Una investigación independiente israelí publicó un informe detallado sobre el uso de violencia sexual durante los ataques del 7 de octubre de 2023 por parte de Hamas y otros grupos armados palestinos, según un documento de 300 páginas. El informe describe los incidentes como “sistemáticos y generalizados”.

Detalles impactantes del informe

El informe concluye que la violencia sexual, incluyendo violación, agresión sexual y tortura sexual, se utilizó para “maximizar el dolor y el sufrimiento”. Los hallazgos se basan en 430 entrevistas filmadas con supervivientes y testigos, así como en más de 10.000 fotografías y videos recolectados en los lugares de los ataques.

Según el informe. Aproximadamente 1.200 personas murieron y 251 fueron tomadas como rehenes en los ataques. La investigación de la Comisión Civil es la más amplia hasta ahora, ya que la ONU y otros organismos habían publicado anteriormente informes sobre violencia sexual durante los ataques.

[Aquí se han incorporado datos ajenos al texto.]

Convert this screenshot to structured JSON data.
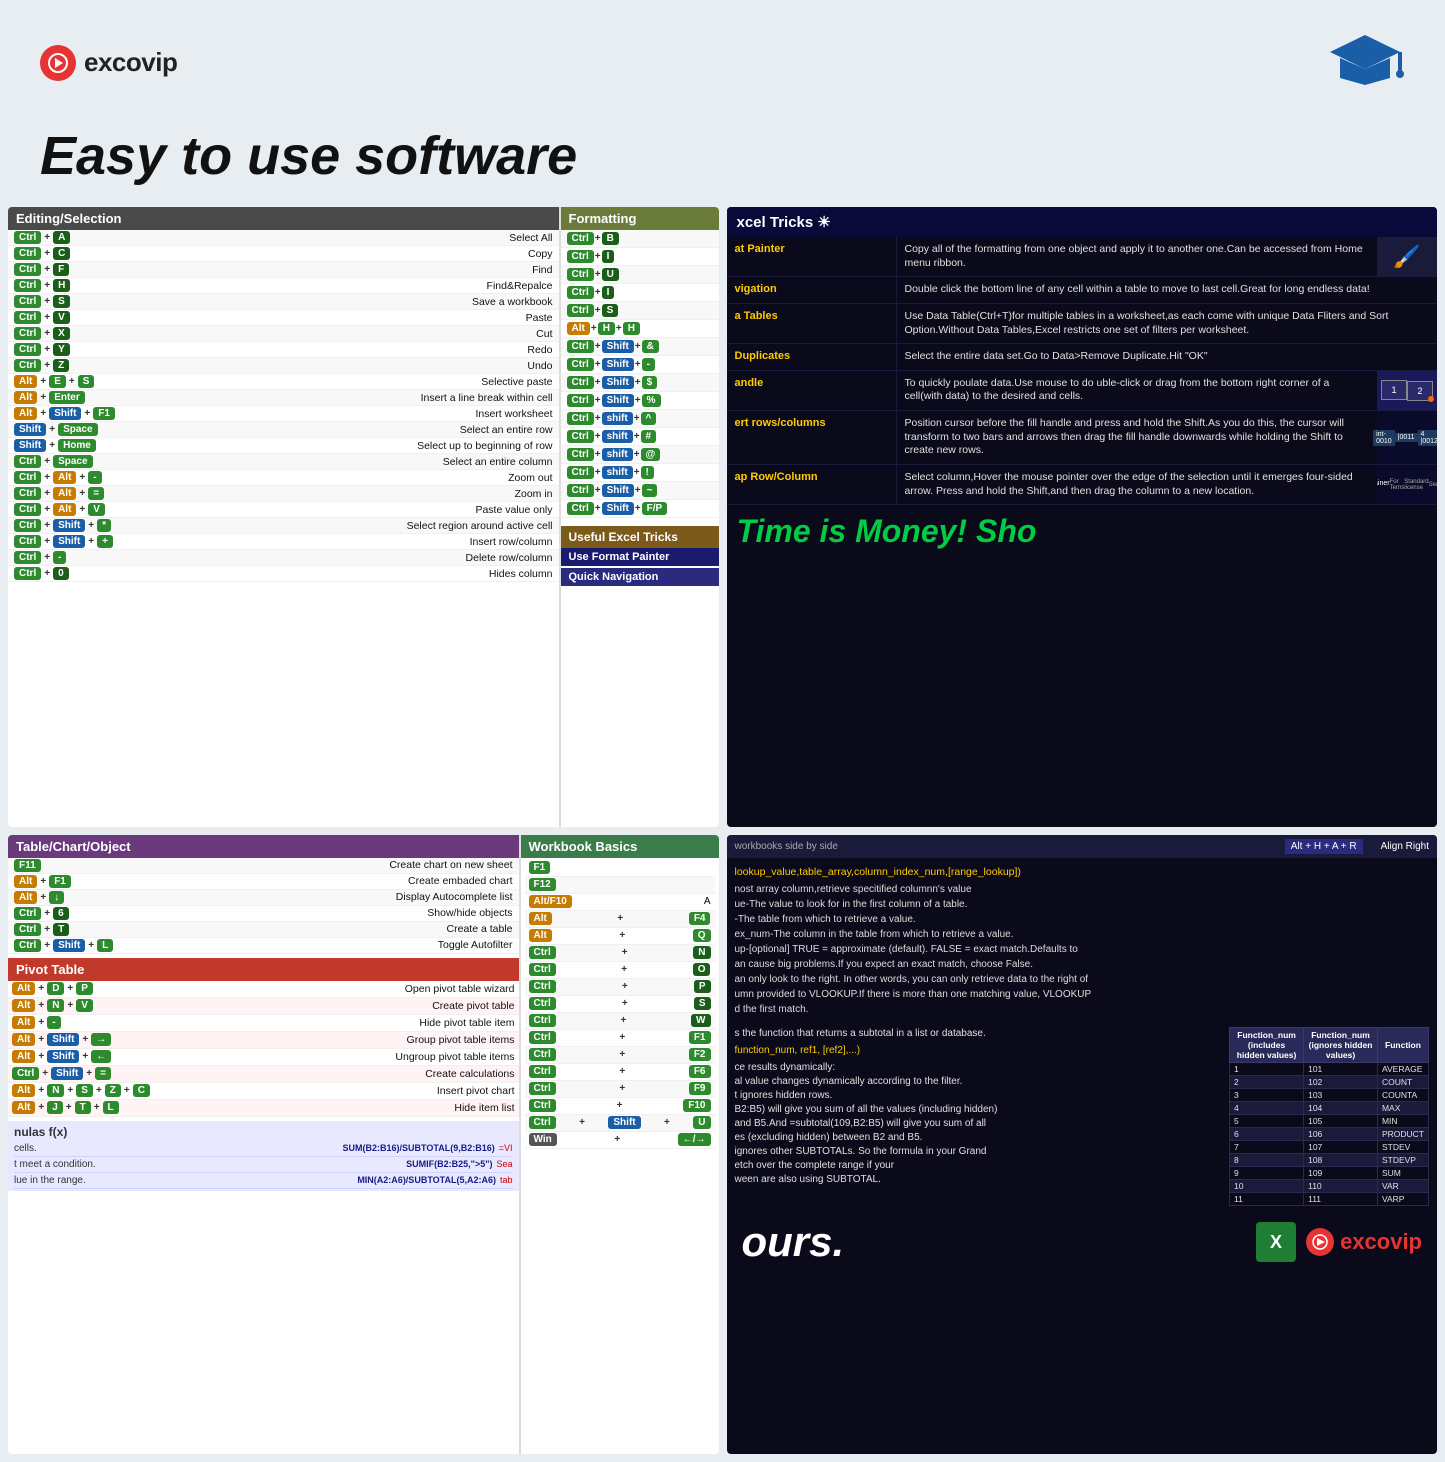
{
  "header": {
    "logo_text": "excovip",
    "tagline": "Easy to use software",
    "grad_cap": "🎓"
  },
  "panels": {
    "top_left": {
      "editing_header": "Editing/Selection",
      "formatting_header": "Formatting",
      "shortcuts_editing": [
        {
          "keys": [
            "Ctrl",
            "+",
            "A"
          ],
          "action": "Select All"
        },
        {
          "keys": [
            "Ctrl",
            "+",
            "C"
          ],
          "action": "Copy"
        },
        {
          "keys": [
            "Ctrl",
            "+",
            "F"
          ],
          "action": "Find"
        },
        {
          "keys": [
            "Ctrl",
            "+",
            "H"
          ],
          "action": "Find&Repalce"
        },
        {
          "keys": [
            "Ctrl",
            "+",
            "S"
          ],
          "action": "Save a workbook"
        },
        {
          "keys": [
            "Ctrl",
            "+",
            "V"
          ],
          "action": "Paste"
        },
        {
          "keys": [
            "Ctrl",
            "+",
            "X"
          ],
          "action": "Cut"
        },
        {
          "keys": [
            "Ctrl",
            "+",
            "Y"
          ],
          "action": "Redo"
        },
        {
          "keys": [
            "Ctrl",
            "+",
            "Z"
          ],
          "action": "Undo"
        },
        {
          "keys": [
            "Alt",
            "+",
            "E",
            "+",
            "S"
          ],
          "action": "Selective paste"
        },
        {
          "keys": [
            "Alt",
            "+",
            "Enter"
          ],
          "action": "Insert a line break within cell"
        },
        {
          "keys": [
            "Alt",
            "+",
            "Shift",
            "+",
            "F1"
          ],
          "action": "Insert worksheet"
        },
        {
          "keys": [
            "Shift",
            "+",
            "Space"
          ],
          "action": "Select an entire row"
        },
        {
          "keys": [
            "Shift",
            "+",
            "Home"
          ],
          "action": "Select up to beginning of row"
        },
        {
          "keys": [
            "Ctrl",
            "+",
            "Space"
          ],
          "action": "Select an entire column"
        },
        {
          "keys": [
            "Ctrl",
            "+",
            "Alt",
            "+",
            "-"
          ],
          "action": "Zoom out"
        },
        {
          "keys": [
            "Ctrl",
            "+",
            "Alt",
            "+",
            "="
          ],
          "action": "Zoom in"
        },
        {
          "keys": [
            "Ctrl",
            "+",
            "Alt",
            "+",
            "V"
          ],
          "action": "Paste value only"
        },
        {
          "keys": [
            "Ctrl",
            "+",
            "Shift",
            "+",
            "*"
          ],
          "action": "Select region around active cell"
        },
        {
          "keys": [
            "Ctrl",
            "+",
            "Shift",
            "+",
            "+"
          ],
          "action": "Insert row/column"
        },
        {
          "keys": [
            "Ctrl",
            "+",
            "-"
          ],
          "action": "Delete row/column"
        },
        {
          "keys": [
            "Ctrl",
            "+",
            "0"
          ],
          "action": "Hides column"
        }
      ],
      "shortcuts_formatting": [
        {
          "keys": [
            "Ctrl",
            "+",
            "B"
          ]
        },
        {
          "keys": [
            "Ctrl",
            "+",
            "I"
          ]
        },
        {
          "keys": [
            "Ctrl",
            "+",
            "U"
          ]
        },
        {
          "keys": [
            "Ctrl",
            "+",
            "I"
          ]
        },
        {
          "keys": [
            "Ctrl",
            "+",
            "S"
          ]
        },
        {
          "keys": [
            "Alt",
            "+",
            "H",
            "+",
            "H"
          ]
        },
        {
          "keys": [
            "Ctrl",
            "+",
            "Shift",
            "+",
            "&"
          ]
        },
        {
          "keys": [
            "Ctrl",
            "+",
            "Shift",
            "+",
            "-"
          ]
        },
        {
          "keys": [
            "Ctrl",
            "+",
            "Shift",
            "+",
            "$"
          ]
        },
        {
          "keys": [
            "Ctrl",
            "+",
            "Shift",
            "+",
            "%"
          ]
        },
        {
          "keys": [
            "Ctrl",
            "+",
            "shift",
            "+",
            "^"
          ]
        },
        {
          "keys": [
            "Ctrl",
            "+",
            "shift",
            "+",
            "#"
          ]
        },
        {
          "keys": [
            "Ctrl",
            "+",
            "shift",
            "+",
            "@"
          ]
        },
        {
          "keys": [
            "Ctrl",
            "+",
            "shift",
            "+",
            "!"
          ]
        },
        {
          "keys": [
            "Ctrl",
            "+",
            "Shift",
            "+",
            "~"
          ]
        },
        {
          "keys": [
            "Ctrl",
            "+",
            "Shift",
            "+",
            "F/P"
          ]
        }
      ],
      "useful_label": "Useful Excel Tricks",
      "use_format_painter": "Use Format Painter",
      "quick_navigation": "Quick Navigation"
    },
    "top_right": {
      "header": "xcel Tricks",
      "tricks": [
        {
          "name": "at Painter",
          "desc": "Copy all of the formatting from one object and apply it to another one.Can be accessed from Home menu ribbon."
        },
        {
          "name": "vigation",
          "desc": "Double click the bottom line of any cell within a table to move to last cell.Great for long endless data!"
        },
        {
          "name": "a Tables",
          "desc": "Use Data Table(Ctrl+T)for multiple tables in a worksheet,as each come with unique Data Fliters and Sort Option.Without Data Tables,Excel restricts one set of filters per worksheet."
        },
        {
          "name": "Duplicates",
          "desc": "Select the entire data set.Go to Data>Remove Duplicate.Hit \"OK\""
        },
        {
          "name": "andle",
          "desc": "To quickly poulate data.Use mouse to do uble-click or drag from the bottom right corner of a cell(with data) to the desired and cells."
        },
        {
          "name": "ert rows/columns",
          "desc": "Position cursor before the fill handle and press and hold the Shift.As you do this, the cursor will transform to two bars and arrows then drag the fill handle downwards while holding the Shift to create new rows."
        },
        {
          "name": "ap Row/Column",
          "desc": "Select column,Hover the mouse pointer over the edge of the selection until it emerges four-sided arrow. Press and hold the Shift,and then drag the column to a new location."
        }
      ],
      "time_money": "Time is Money!  Sho"
    },
    "bottom_left": {
      "table_header": "Table/Chart/Object",
      "workbook_header": "Workbook Basics",
      "shortcuts_table": [
        {
          "keys": [
            "F11"
          ],
          "action": "Create chart on new sheet"
        },
        {
          "keys": [
            "Alt",
            "+",
            "F1"
          ],
          "action": "Create embaded chart"
        },
        {
          "keys": [
            "Alt",
            "+",
            "↓"
          ],
          "action": "Display Autocomplete list"
        },
        {
          "keys": [
            "Ctrl",
            "+",
            "6"
          ],
          "action": "Show/hide objects"
        },
        {
          "keys": [
            "Ctrl",
            "+",
            "T"
          ],
          "action": "Create a table"
        },
        {
          "keys": [
            "Ctrl",
            "+",
            "Shift",
            "+",
            "L"
          ],
          "action": "Toggle Autofilter"
        }
      ],
      "pivot_header": "Pivot Table",
      "shortcuts_pivot": [
        {
          "keys": [
            "Alt",
            "+",
            "D",
            "+",
            "P"
          ],
          "action": "Open pivot table wizard"
        },
        {
          "keys": [
            "Alt",
            "+",
            "N",
            "+",
            "V"
          ],
          "action": "Create pivot table"
        },
        {
          "keys": [
            "Alt",
            "+",
            "-"
          ],
          "action": "Hide pivot table item"
        },
        {
          "keys": [
            "Alt",
            "+",
            "Shift",
            "+",
            "→"
          ],
          "action": "Group pivot table items"
        },
        {
          "keys": [
            "Alt",
            "+",
            "Shift",
            "+",
            "←"
          ],
          "action": "Ungroup pivot table items"
        },
        {
          "keys": [
            "Ctrl",
            "+",
            "Shift",
            "+",
            "="
          ],
          "action": "Create calculations"
        },
        {
          "keys": [
            "Alt",
            "+",
            "N",
            "+",
            "S",
            "+",
            "Z",
            "+",
            "C"
          ],
          "action": "Insert pivot chart"
        },
        {
          "keys": [
            "Alt",
            "+",
            "J",
            "+",
            "T",
            "+",
            "L"
          ],
          "action": "Hide item list"
        }
      ],
      "formulas_header": "nulas f(x)",
      "formulas": [
        {
          "desc": "cells.",
          "formula": "SUM(B2:B16)/SUBTOTAL(9,B2:B16)",
          "extra": "=VI"
        },
        {
          "desc": "t meet a condition.",
          "formula": "SUMIF(B2:B25,\">5\")",
          "extra": "Sea"
        },
        {
          "desc": "lue in the range.",
          "formula": "MIN(A2:A6)/SUBTOTAL(5,A2:A6)",
          "extra": "tab"
        }
      ],
      "workbook_shortcuts": [
        {
          "keys": [
            "F1"
          ],
          "action": ""
        },
        {
          "keys": [
            "F12"
          ],
          "action": ""
        },
        {
          "keys": [
            "Alt/F10"
          ],
          "action": "A"
        },
        {
          "keys": [
            "Alt",
            "+",
            "F4"
          ],
          "action": ""
        },
        {
          "keys": [
            "Alt",
            "+",
            "Q"
          ],
          "action": ""
        },
        {
          "keys": [
            "Ctrl",
            "+",
            "N"
          ],
          "action": ""
        },
        {
          "keys": [
            "Ctrl",
            "+",
            "O"
          ],
          "action": ""
        },
        {
          "keys": [
            "Ctrl",
            "+",
            "P"
          ],
          "action": ""
        },
        {
          "keys": [
            "Ctrl",
            "+",
            "S"
          ],
          "action": ""
        },
        {
          "keys": [
            "Ctrl",
            "+",
            "W"
          ],
          "action": ""
        },
        {
          "keys": [
            "Ctrl",
            "+",
            "F1"
          ],
          "action": ""
        },
        {
          "keys": [
            "Ctrl",
            "+",
            "F2"
          ],
          "action": ""
        },
        {
          "keys": [
            "Ctrl",
            "+",
            "F6"
          ],
          "action": ""
        },
        {
          "keys": [
            "Ctrl",
            "+",
            "F9"
          ],
          "action": ""
        },
        {
          "keys": [
            "Ctrl",
            "+",
            "F10"
          ],
          "action": ""
        },
        {
          "keys": [
            "Ctrl",
            "+",
            "Shift",
            "+",
            "U"
          ],
          "action": ""
        },
        {
          "keys": [
            "Win",
            "+",
            "←/→"
          ],
          "action": ""
        }
      ]
    },
    "bottom_right": {
      "workbooks_bar": "workbooks side by side",
      "align_right": "Align Right",
      "vlookup_syntax": "lookup_value,table_array,column_index_num,[range_lookup])",
      "vlookup_lines": [
        "nost array column,retrieve specitified columnn's value",
        "ue-The value to look for in the first column of a table.",
        "-The table from which to retrieve a value.",
        "ex_num-The column in the table from which to retrieve a value.",
        "up-[optional] TRUE = approximate (default). FALSE = exact match.Defaults to",
        "an cause big problems.If you expect an exact match, choose False.",
        "an only look to the right. In other words, you can only retrieve data to the right of",
        "umn provided to VLOOKUP.If there is more than one matching value, VLOOKUP",
        "d the first match."
      ],
      "subtotal_intro": "s the function that returns a subtotal in a list or database.",
      "subtotal_syntax": "function_num, ref1, [ref2],...)",
      "subtotal_points": [
        "ce results dynamically:",
        "al value changes dynamically according to the filter.",
        "t ignores hidden rows.",
        "B2:B5) will give you sum of all the values (including hidden)",
        "and B5.And =subtotal(109,B2:B5) will give you sum of all",
        "es (excluding hidden) between B2 and B5.",
        "ignores other SUBTOTALs. So the formula in your Grand",
        "etch over the complete range if your",
        "ween are also using SUBTOTAL."
      ],
      "table_headers": [
        "Function_num (includes hidden values)",
        "Function_num (ignores hidden values)",
        "Function"
      ],
      "table_data": [
        [
          "1",
          "101",
          "AVERAGE"
        ],
        [
          "2",
          "102",
          "COUNT"
        ],
        [
          "3",
          "103",
          "COUNTA"
        ],
        [
          "4",
          "104",
          "MAX"
        ],
        [
          "5",
          "105",
          "MIN"
        ],
        [
          "6",
          "106",
          "PRODUCT"
        ],
        [
          "7",
          "107",
          "STDEV"
        ],
        [
          "8",
          "108",
          "STDEVP"
        ],
        [
          "9",
          "109",
          "SUM"
        ],
        [
          "10",
          "110",
          "VAR"
        ],
        [
          "11",
          "111",
          "VARP"
        ]
      ],
      "ours_text": "ours.",
      "excel_icon": "X",
      "excovip_label": "excovip"
    }
  }
}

Supervivientes describen actos extremos de violencia

Supervivientes y testigos describieron escenas aterradoras de violaciones grupales en el festival de baile Nova, donde más de 370 personas murieron; Un superviviente masculino relató haber sido tratado como un “juguete sexual” por sus atacantes. Muchas víctimas fueron disparadas en la cabeza después de ser violadas o agredidas sexualmente.

Testimonios del lugar del festival. Kibutzim y bases militares describieron mujeres muertas sin ropa interior y cuerpos con mutilaciones genitales. El informe afirma que “formas extremas” de violencia sexual y basada en género continuaron contra los rehenes durante largos períodos, afectando tanto a mujeres como a hombres.

Testimonios públicos de ex rehenes, incluyendo a Amit Soussana, Arbel Yehud, Romi Gonen, Rom Braslavski y Guy Gilbol Dalal, han detallado haber sido agredidos sexualmente — Otras víctimas han compartido sus experiencias de manera confidencial con médicos, terapeutas e investigadores.

Patrones de violencia y implicaciones legales

El informe también incluye casos donde los secuestradores obligaron a familiares a realizar actos sexuales entre sí. Esto, según el informe, formaba parte de un “patrón distintivo de violencia dirigida a miembros de la familia y que explotaba las relaciones familiares como instrumentos de terror”.

La Comisión Civil concluyó que estos crímenes podrían constituir crímenes de guerra, crímenes contra la humanidad y actos genocidas bajo el derecho internacional. La evidencia recopilada se conserva en un archivo seguro para posibles procesos penales futuros.

Algunos relatos iniciales de violencia compartidos por funcionarios israelíes tras los ataques resultaron ser falsos, y parte de la evidencia forense fue destruida por los primeros respondientes. Por ello, los autores del informe tomaron precauciones adicionales para cruzar información y verificar todos los datos incluidos.

Para mantener su independencia, no se utilizó ninguna evidencia de interrogatorios israelíes de sospechosos detenidos. El objetivo de la Comisión Civil también es crear un registro histórico de los eventos, asegurando que el sufrimiento de las víctimas no sea negado, borrado o olvidado.